Q. How do you create an environment that encourages development?
In addition to having a café at every location where we have healthy food, we have a gymnasium at one location. We have personal trainers that come in. So we’re saying you should be working harder on yourself than you do on your job. We try and practice what we preach.
We do ergonomic studies, as far as how our workstations should be laid out. We usually like to remodel about every four or five years, just because of the way our systems tend to change. So we just redid our commercial insurance division. Their workflow changed, so we had them sit down with an architect and build out the workflow.
So it helps to have a nice physical environment with pretty furniture and nice surroundings, but the biggest thing about your environment comes from inside you. So you can be sitting in wonderland, but if your attitude is, ‘Life sucks,’ you’re going to get what you expect.
I like the philosophy that Disney has — where you’re not employees, you’re cast members. Even though you’re having problems at home and your kid’s giving you issues, you shouldn’t [have] a lousy attitude. You’re playing the part of the happiest person in the world during that day.

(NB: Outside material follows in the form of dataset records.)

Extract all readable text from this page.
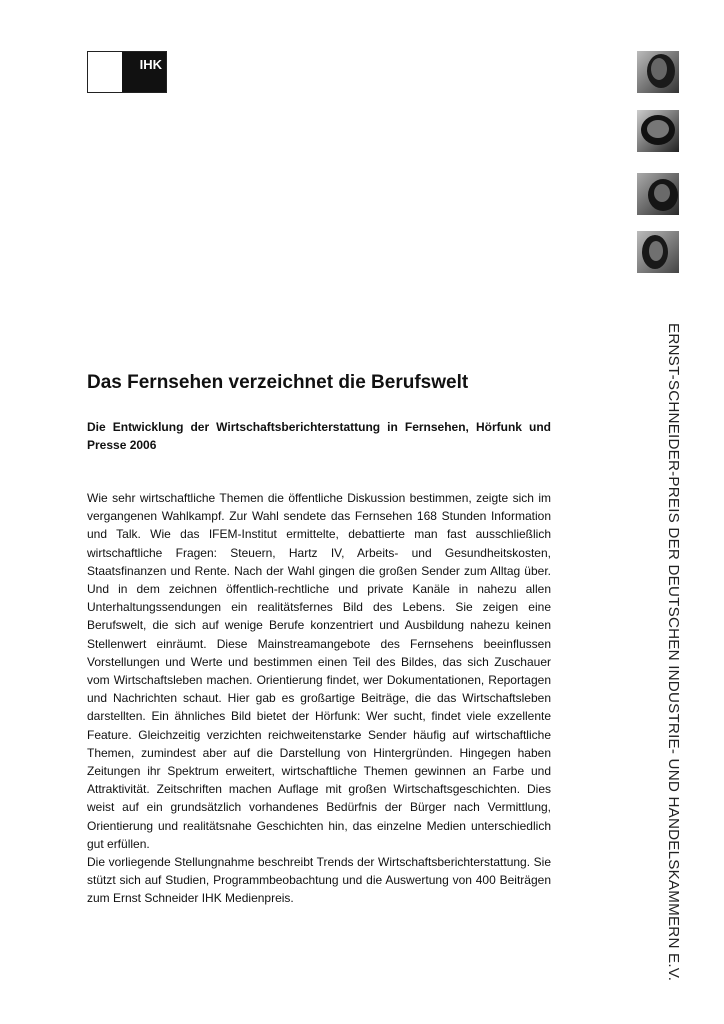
IHK
ERNST-SCHNEIDER-PREIS DER DEUTSCHEN INDUSTRIE- UND HANDELSKAMMERN E.V.
Das Fernsehen verzeichnet die Berufswelt

Die Entwicklung der Wirtschaftsberichterstattung in Fernsehen, Hörfunk und Presse 2006

Wie sehr wirtschaftliche Themen die öffentliche Diskussion bestimmen, zeigte sich im vergangenen Wahlkampf. Zur Wahl sendete das Fernsehen 168 Stunden Information und Talk. Wie das IFEM-Institut ermittelte, debattierte man fast ausschließlich wirtschaftliche Fragen: Steuern, Hartz IV, Arbeits- und Gesundheitskosten, Staatsfinanzen und Rente. Nach der Wahl gingen die großen Sender zum Alltag über. Und in dem zeichnen öffentlich-rechtliche und private Kanäle in nahezu allen Unterhaltungssendungen ein realitätsfernes Bild des Lebens. Sie zeigen eine Berufswelt, die sich auf wenige Berufe konzentriert und Ausbildung nahezu keinen Stellenwert einräumt. Diese Mainstreamangebote des Fernsehens beeinflussen Vorstellungen und Werte und bestimmen einen Teil des Bildes, das sich Zuschauer vom Wirtschaftsleben machen. Orientierung findet, wer Dokumentationen, Reportagen und Nachrichten schaut. Hier gab es großartige Beiträge, die das Wirtschaftsleben darstellten. Ein ähnliches Bild bietet der Hörfunk: Wer sucht, findet viele exzellente Feature. Gleichzeitig verzichten reichweitenstarke Sender häufig auf wirtschaftliche Themen, zumindest aber auf die Darstellung von Hintergründen. Hingegen haben Zeitungen ihr Spektrum erweitert, wirtschaftliche Themen gewinnen an Farbe und Attraktivität. Zeitschriften machen Auflage mit großen Wirtschaftsgeschichten. Dies weist auf ein grundsätzlich vorhandenes Bedürfnis der Bürger nach Vermittlung, Orientierung und realitätsnahe Geschichten hin, das einzelne Medien unterschiedlich gut erfüllen.

Die vorliegende Stellungnahme beschreibt Trends der Wirtschaftsberichterstattung. Sie stützt sich auf Studien, Programmbeobachtung und die Auswertung von 400 Beiträgen zum Ernst Schneider IHK Medienpreis.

Unfortunately, people don’t separate what happens at home versus work, which is why you need to start saying, ‘All right, the home is what matters first. If that ain’t going well, sometimes work can be your panacea.’
Q. How do you develop employees?
Our entire review process is set up on individual goals. They’re not all done at the same time. Jan. 1 is when everybody does reviews. How much thought can you get in if you’re going to review 30 people in one month? We do every six months from their date-of-hire so they are the only one that has a review on that time frame.
It’s an employee self-prep form broken into simple sections: What were my accomplishments? What would I have done differently? And then: What would you like to see different from your supervisor?
So they’re really going to share with me, ‘Here’s what I’ve done the last six months.’ How does that line up with what you’re going to do in the next six months?
You try and make goals that are definable, quantifiable. So [if] it’s ‘to learn more about insurance,’ that isn’t going to really tell me too much. If somebody says, ‘I want to get a Certified Insurance Counselor designation within this time period,’ we’ll break that goal down. So if it’s a 10-point professional designation, we might say, ‘All right, how many parts are we going to get done in the next six months?’ The review process, which becomes a self-review, helps [facilitate] personal development.
We [also] have what we call self-enhancement plans. We dedicate $1,000 per head if somebody wants to do something to improve. They need to do a one-on-one interview with me.
We started our healthy workplace initiative five years ago. I was very concerned that it would come across like most wellness programs — which means you give people a pedometer, they wear it for two weeks and then they get bored with it. A lot of people, that isn’t where they get self-actualization.
So I’ve said, ‘Anything that you want to do — if you’ve ever decided you want to learn another language, take a pottery class, take dance. — we will bonus you money to improve yourself. So we want you to practice what we preach, which is work harder on yourself than you do on your job.’